Near the end of 1944, Anderson and his regiment moved on to Germany and he said goodbye to the Mochveldt family.
Anderson returned to the Netherlands in 1978 to honour his cousin’s death in the war. |
Decades passed, and Anderson heard of an invitation from the government that any veterans who had relatives killed in the Netherlands during World War II had the opportunity to attend a special memorial in that country in 1978. Anderson had a cousin killed during the war and decided to accept the offer.
After arriving in the Netherlands, he decided to go back to that same street he was stationed at in 1944. He knocked on the door and was blown away to see a now six-foot-tall and adult Hans Mochveldt answer the door.

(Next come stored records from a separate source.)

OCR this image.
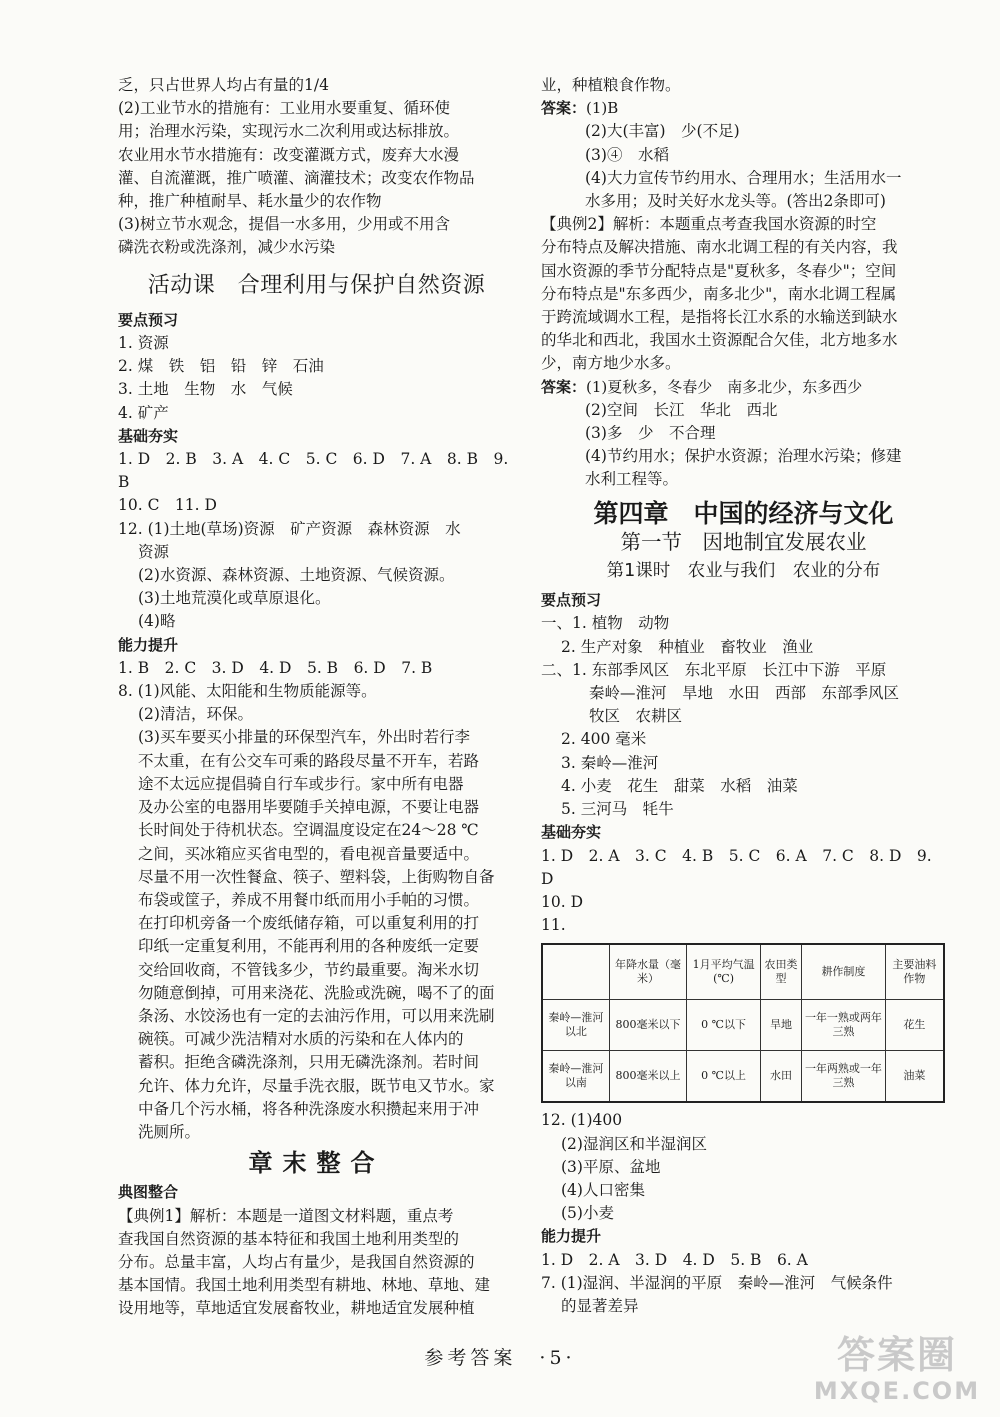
乏，只占世界人均占有量的1/4

(2)工业节水的措施有：工业用水要重复、循环使

用；治理水污染，实现污水二次利用或达标排放。

农业用水节水措施有：改变灌溉方式，废弃大水漫

灌、自流灌溉，推广喷灌、滴灌技术；改变农作物品

种，推广种植耐旱、耗水量少的农作物

(3)树立节水观念，提倡一水多用，少用或不用含

磷洗衣粉或洗涤剂，减少水污染

活动课　合理利用与保护自然资源

要点预习

1. 资源

2. 煤　铁　铝　铅　锌　石油

3. 土地　生物　水　气候

4. 矿产

基础夯实

1. D　2. B　3. A　4. C　5. C　6. D　7. A　8. B　9. B

10. C　11. D

12. (1)土地(草场)资源　矿产资源　森林资源　水

资源

(2)水资源、森林资源、土地资源、气候资源。

(3)土地荒漠化或草原退化。

(4)略

能力提升

1. B　2. C　3. D　4. D　5. B　6. D　7. B

8. (1)风能、太阳能和生物质能源等。

(2)清洁，环保。

(3)买车要买小排量的环保型汽车，外出时若行李

不太重，在有公交车可乘的路段尽量不开车，若路

途不太远应提倡骑自行车或步行。家中所有电器

及办公室的电器用毕要随手关掉电源，不要让电器

长时间处于待机状态。空调温度设定在24～28 ℃

之间，买冰箱应买省电型的，看电视音量要适中。

尽量不用一次性餐盒、筷子、塑料袋，上街购物自备

布袋或筐子，养成不用餐巾纸而用小手帕的习惯。

在打印机旁备一个废纸储存箱，可以重复利用的打

印纸一定重复利用，不能再利用的各种废纸一定要

交给回收商，不管钱多少，节约最重要。淘米水切

勿随意倒掉，可用来浇花、洗脸或洗碗，喝不了的面

条汤、水饺汤也有一定的去油污作用，可以用来洗刷

碗筷。可减少洗洁精对水质的污染和在人体内的

蓄积。拒绝含磷洗涤剂，只用无磷洗涤剂。若时间

允许、体力允许，尽量手洗衣服，既节电又节水。家

中备几个污水桶，将各种洗涤废水积攒起来用于冲

洗厕所。

章末整合

典图整合

【典例1】解析：本题是一道图文材料题，重点考

查我国自然资源的基本特征和我国土地利用类型的

分布。总量丰富，人均占有量少，是我国自然资源的

基本国情。我国土地利用类型有耕地、林地、草地、建

设用地等，草地适宜发展畜牧业，耕地适宜发展种植

业，种植粮食作物。

答案：(1)B

(2)大(丰富)　少(不足)

(3)④　水稻

(4)大力宣传节约用水、合理用水；生活用水一

水多用；及时关好水龙头等。(答出2条即可)

【典例2】解析：本题重点考查我国水资源的时空

分布特点及解决措施、南水北调工程的有关内容，我

国水资源的季节分配特点是"夏秋多，冬春少"；空间

分布特点是"东多西少，南多北少"，南水北调工程属

于跨流域调水工程，是指将长江水系的水输送到缺水

的华北和西北，我国水土资源配合欠佳，北方地多水

少，南方地少水多。

答案：(1)夏秋多，冬春少　南多北少，东多西少

(2)空间　长江　华北　西北

(3)多　少　不合理

(4)节约用水；保护水资源；治理水污染；修建

水利工程等。

第四章　中国的经济与文化
第一节　因地制宜发展农业
第1课时　农业与我们　农业的分布

要点预习

一、1. 植物　动物

2. 生产对象　种植业　畜牧业　渔业

二、1. 东部季风区　东北平原　长江中下游　平原

秦岭—淮河　旱地　水田　西部　东部季风区

牧区　农耕区

2. 400 毫米

3. 秦岭—淮河

4. 小麦　花生　甜菜　水稻　油菜

5. 三河马　牦牛

基础夯实

1. D　2. A　3. C　4. B　5. C　6. A　7. C　8. D　9. D

10. D

11.

	年降水量（毫米）	1月平均气温(℃)	农田类型	耕作制度	主要油料作物
秦岭—淮河以北	800毫米以下	0 ℃以下	旱地	一年一熟或两年三熟	花生
秦岭—淮河以南	800毫米以上	0 ℃以上	水田	一年两熟或一年三熟	油菜

12. (1)400

(2)湿润区和半湿润区

(3)平原、盆地

(4)人口密集

(5)小麦

能力提升

1. D　2. A　3. D　4. D　5. B　6. A

7. (1)湿润、半湿润的平原　秦岭—淮河　气候条件

的显著差异

参考答案　·5·	答案圈
MXQE.COM
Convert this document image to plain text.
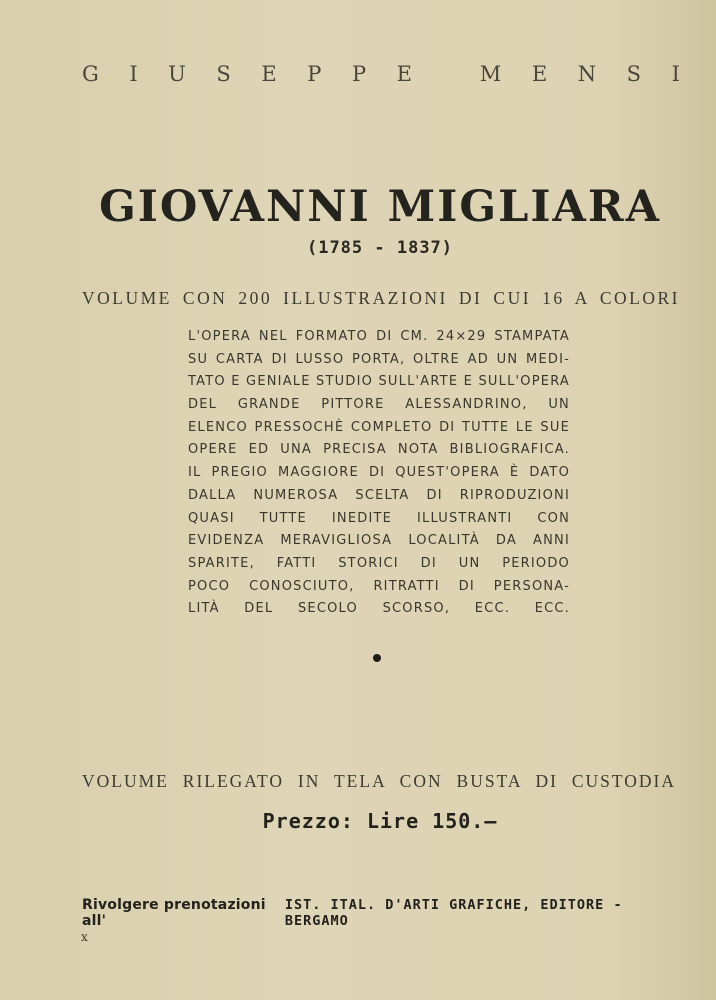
G I U S E P P E
	M E N S I
GIOVANNI MIGLIARA
(1785 - 1837)
VOLUME CON 200 ILLUSTRAZIONI DI CUI 16 A COLORI
L'OPERA NEL FORMATO DI CM. 24×29 STAMPATA
SU CARTA DI LUSSO PORTA, OLTRE AD UN MEDI-
TATO E GENIALE STUDIO SULL'ARTE E SULL'OPERA
DEL GRANDE PITTORE ALESSANDRINO, UN
ELENCO PRESSOCHÈ COMPLETO DI TUTTE LE SUE
OPERE ED UNA PRECISA NOTA BIBLIOGRAFICA.
IL PREGIO MAGGIORE DI QUEST'OPERA È DATO
DALLA NUMEROSA SCELTA DI RIPRODUZIONI
QUASI TUTTE INEDITE ILLUSTRANTI CON
EVIDENZA MERAVIGLIOSA LOCALITÀ DA ANNI
SPARITE, FATTI STORICI DI UN PERIODO
POCO CONOSCIUTO, RITRATTI DI PERSONA-
LITÀ DEL SECOLO SCORSO, ECC. ECC.
VOLUME RILEGATO IN TELA CON BUSTA DI CUSTODIA
Prezzo: Lire 150.—
Rivolgere prenotazioni all'
IST. ITAL. D'ARTI GRAFICHE, EDITORE - BERGAMO
x
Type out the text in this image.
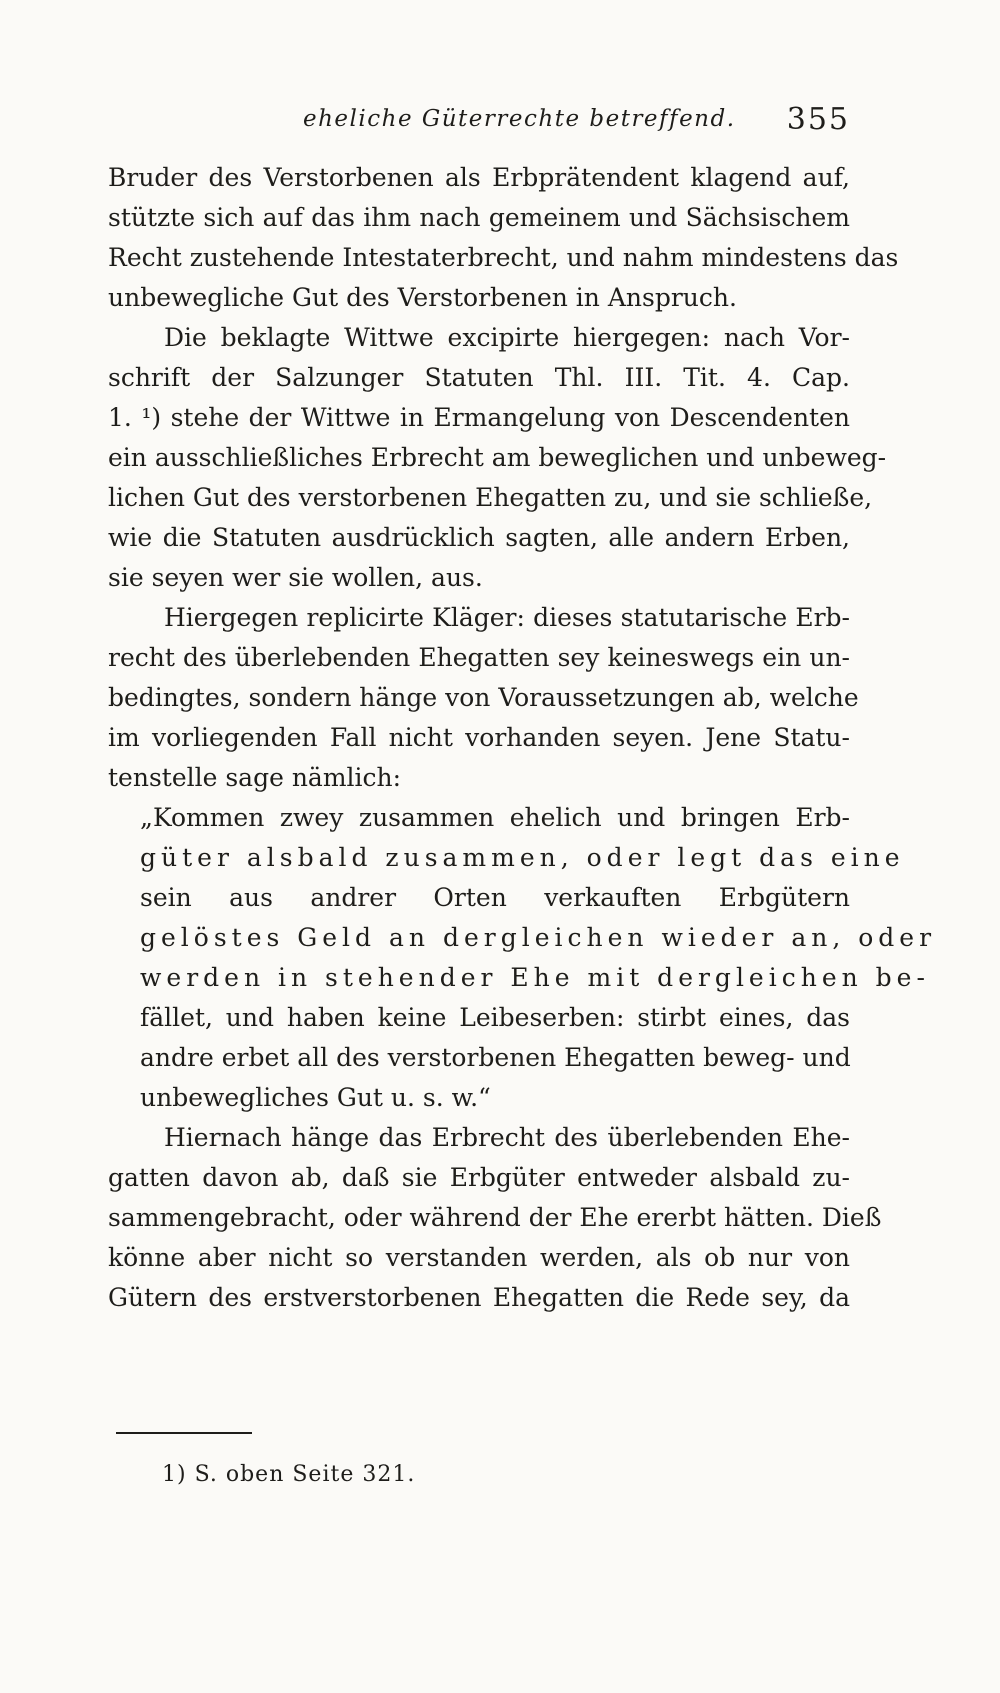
eheliche Güterrechte betreffend. 355
Bruder des Verstorbenen als Erbprätendent klagend auf,
stützte sich auf das ihm nach gemeinem und Sächsischem
Recht zustehende Intestaterbrecht, und nahm mindestens das
unbewegliche Gut des Verstorbenen in Anspruch.
Die beklagte Wittwe excipirte hiergegen: nach Vor-
schrift der Salzunger Statuten Thl. III. Tit. 4. Cap.
1. ¹) stehe der Wittwe in Ermangelung von Descendenten
ein ausschließliches Erbrecht am beweglichen und unbeweg-
lichen Gut des verstorbenen Ehegatten zu, und sie schließe,
wie die Statuten ausdrücklich sagten, alle andern Erben,
sie seyen wer sie wollen, aus.
Hiergegen replicirte Kläger: dieses statutarische Erb-
recht des überlebenden Ehegatten sey keineswegs ein un-
bedingtes, sondern hänge von Voraussetzungen ab, welche
im vorliegenden Fall nicht vorhanden seyen. Jene Statu-
tenstelle sage nämlich:
„Kommen zwey zusammen ehelich und bringen Erb-
güter alsbald zusammen, oder legt das eine
sein aus andrer Orten verkauften Erbgütern
gelöstes Geld an dergleichen wieder an, oder
werden in stehender Ehe mit dergleichen be-
fället, und haben keine Leibeserben: stirbt eines, das
andre erbet all des verstorbenen Ehegatten beweg- und
unbewegliches Gut u. s. w.“
Hiernach hänge das Erbrecht des überlebenden Ehe-
gatten davon ab, daß sie Erbgüter entweder alsbald zu-
sammengebracht, oder während der Ehe ererbt hätten. Dieß
könne aber nicht so verstanden werden, als ob nur von
Gütern des erstverstorbenen Ehegatten die Rede sey, da
1) S. oben Seite 321.
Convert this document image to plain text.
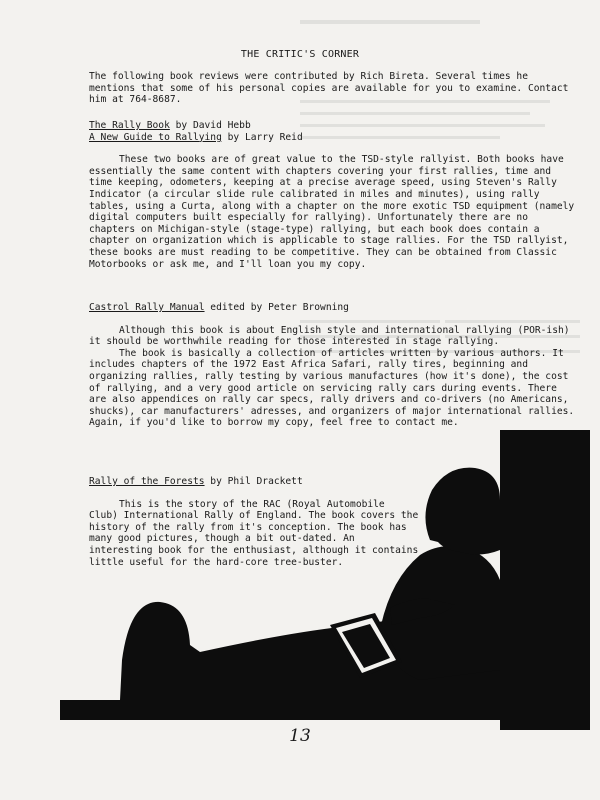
THE CRITIC'S CORNER

The following book reviews were contributed by Rich Bireta. Several times he mentions that some of his personal copies are available for you to examine. Contact him at 764-8687.

The Rally Book by David Hebb
A New Guide to Rallying by Larry Reid

These two books are of great value to the TSD-style rallyist. Both books have essentially the same content with chapters covering your first rallies, time and time keeping, odometers, keeping at a precise average speed, using Steven's Rally Indicator (a circular slide rule calibrated in miles and minutes), using rally tables, using a Curta, along with a chapter on the more exotic TSD equipment (namely digital computers built especially for rallying). Unfortunately there are no chapters on Michigan-style (stage-type) rallying, but each book does contain a chapter on organization which is applicable to stage rallies. For the TSD rallyist, these books are must reading to be competitive. They can be obtained from Classic Motorbooks or ask me, and I'll loan you my copy.

Castrol Rally Manual edited by Peter Browning

Although this book is about English style and international rallying (POR-ish) it should be worthwhile reading for those interested in stage rallying.

The book is basically a collection of articles written by various authors. It includes chapters of the 1972 East Africa Safari, rally tires, beginning and organizing rallies, rally testing by various manufactures (how it's done), the cost of rallying, and a very good article on servicing rally cars during events. There are also appendices on rally car specs, rally drivers and co-drivers (no Americans, shucks), car manufacturers' adresses, and organizers of major international rallies. Again, if you'd like to borrow my copy, feel free to contact me.

Rally of the Forests by Phil Drackett

This is the story of the RAC (Royal Automobile Club) International Rally of England. The book covers the history of the rally from it's conception. The book has many good pictures, though a bit out-dated. An interesting book for the enthusiast, although it contains little useful for the hard-core tree-buster.

13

“He recognized me immediately and told me that his father had passed away and his mother is now in a nursing home,” he said.
Anderson and Hans made their way to the nursing home, where Mrs. Mochveldt embraced Anderson and floored him with news about Reneka.
“She told me, ‘You know those shoes you gave Reneka? She got them gold-plated and they are now sitting over her fireplace in her living room with a little sign: Shoes From a Canadian Soldier,’ “Anderson said.
He learned that Reneka was married and living in England, and that she never forgot the man who provided her with shoes.
“It thrills me to think that after all these years that little girl remembered that a Canadian solider helped get her a pair of shoes to wear,” Anderson said.
Anderson, now 93, regularly gives talks on his war experiences to schoolchildren in the Fraser Valley and is also the president of the Abbotsford Table Tennis Club. |
He hasn’t been in contact with the Mochveldt family since 1978, but Reneka would now be in her late-70s.
He admitted he’s curious where those gold-plated shoes are today, but will never forget that winter of 1944, when he brought a smile to a girl and a house that needed it.